MDMA was developed by a German pharmaceutical company in 1912. Originally known as “Methylsafrylaminc,” it was intended as a parent compound to synthesize medications that control bleeding, not to control appetite as is often incorrectly cited.33,34
MDMA gained a small following among psychiatrists in the late 1970s and early 1980s, despite the fact that the drug had not undergone formal clinical trials nor received approval from the U.S. Food and Drug Administration (FDA) for use in humans. Some psychiatrists believed that it enhanced communication in patient sessions and allowed patients to achieve insights about their problems.35 It was also during this time that MDMA started becoming more widely available on the street.5,36
In 1985, the DEA declared an emergency ban on MDMA, placing it on the list of Schedule I drugs, defined as substances with no currently accepted medical use and a high potential for abuse. MDMA has remained a Schedule I substance since then, with the exception of a brief period of time between 1987 and 1988.37,38
Does MDMA Have Therapeutic Value?
The evidence on MDMA’s therapeutic effects is limited thus far,39 although research is ongoing in this area.

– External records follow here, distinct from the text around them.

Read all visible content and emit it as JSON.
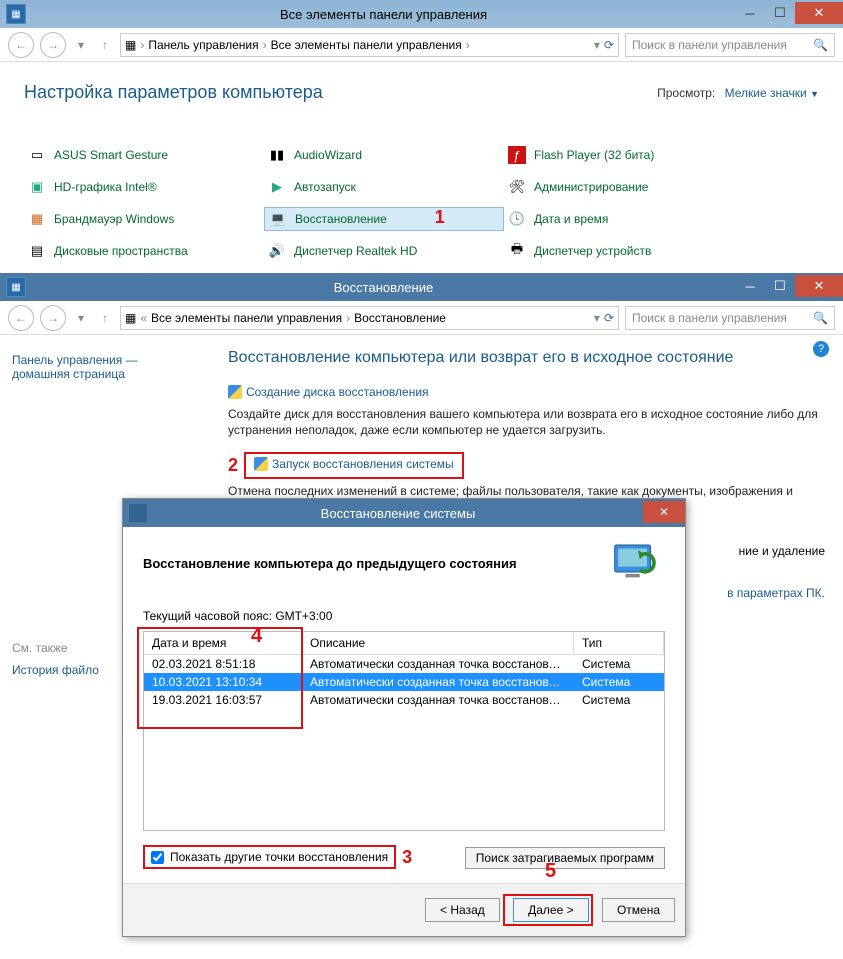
{
  "window1": {
    "title": "Все элементы панели управления",
    "nav": {
      "crumb1": "Панель управления",
      "crumb2": "Все элементы панели управления",
      "search_ph": "Поиск в панели управления"
    },
    "page_title": "Настройка параметров компьютера",
    "view_label": "Просмотр:",
    "view_value": "Мелкие значки",
    "items": {
      "c0r0": "ASUS Smart Gesture",
      "c1r0": "AudioWizard",
      "c2r0": "Flash Player (32 бита)",
      "c0r1": "HD-графика Intel®",
      "c1r1": "Автозапуск",
      "c2r1": "Администрирование",
      "c0r2": "Брандмауэр Windows",
      "c1r2": "Восстановление",
      "c2r2": "Дата и время",
      "c0r3": "Дисковые пространства",
      "c1r3": "Диспетчер Realtek HD",
      "c2r3": "Диспетчер устройств"
    },
    "annotation": {
      "n1": "1"
    }
  },
  "window2": {
    "title": "Восстановление",
    "nav": {
      "crumb1": "Все элементы панели управления",
      "crumb2": "Восстановление",
      "search_ph": "Поиск в панели управления"
    },
    "sidebar": {
      "hdr1": "Панель управления —",
      "hdr2": "домашняя страница",
      "see_also": "См. также",
      "history": "История файло"
    },
    "main": {
      "h2": "Восстановление компьютера или возврат его в исходное состояние",
      "link1": "Создание диска восстановления",
      "desc1": "Создайте диск для восстановления вашего компьютера или возврата его в исходное состояние либо для устранения неполадок, даже если компьютер не удается загрузить.",
      "link2": "Запуск восстановления системы",
      "desc2": "Отмена последних изменений в системе; файлы пользователя, такие как документы, изображения и музыка, остаются без изменений.",
      "tail1": "ние и удаление",
      "tail2": "в параметрах ПК."
    },
    "annotation": {
      "n2": "2"
    }
  },
  "dialog": {
    "title": "Восстановление системы",
    "heading": "Восстановление компьютера до предыдущего состояния",
    "tz": "Текущий часовой пояс: GMT+3:00",
    "cols": {
      "c1": "Дата и время",
      "c2": "Описание",
      "c3": "Тип"
    },
    "rows": [
      {
        "date": "02.03.2021 8:51:18",
        "desc": "Автоматически созданная точка восстановле...",
        "type": "Система"
      },
      {
        "date": "10.03.2021 13:10:34",
        "desc": "Автоматически созданная точка восстановле...",
        "type": "Система"
      },
      {
        "date": "19.03.2021 16:03:57",
        "desc": "Автоматически созданная точка восстановле...",
        "type": "Система"
      }
    ],
    "checkbox": "Показать другие точки восстановления",
    "affected_btn": "Поиск затрагиваемых программ",
    "back": "< Назад",
    "next": "Далее >",
    "cancel": "Отмена",
    "annotation": {
      "n3": "3",
      "n4": "4",
      "n5": "5"
    }
  }
}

Proponents of MDMA-assisted therapy recommend that it only be used for reactive disorders such as post-traumatic stress disorder because it can worsen some psychiatric conditions.40
In the early 1990s, the FDA approved the first human trial exploring whether MDMA could help relieve pain in terminally ill patients, as well as serve as an adjunct to psychotherapy.41 Results from this study have not been published; however, these early studies helped establish safety parameters for administering MDMA to human participants in controlled, clinical settings.42 Clinical trials are ongoing to explore whether MDMA has therapeutic potential in the treatment of post-traumatic stress disorder and anxiety in autistic adults and patients with a terminal illness such as cancer.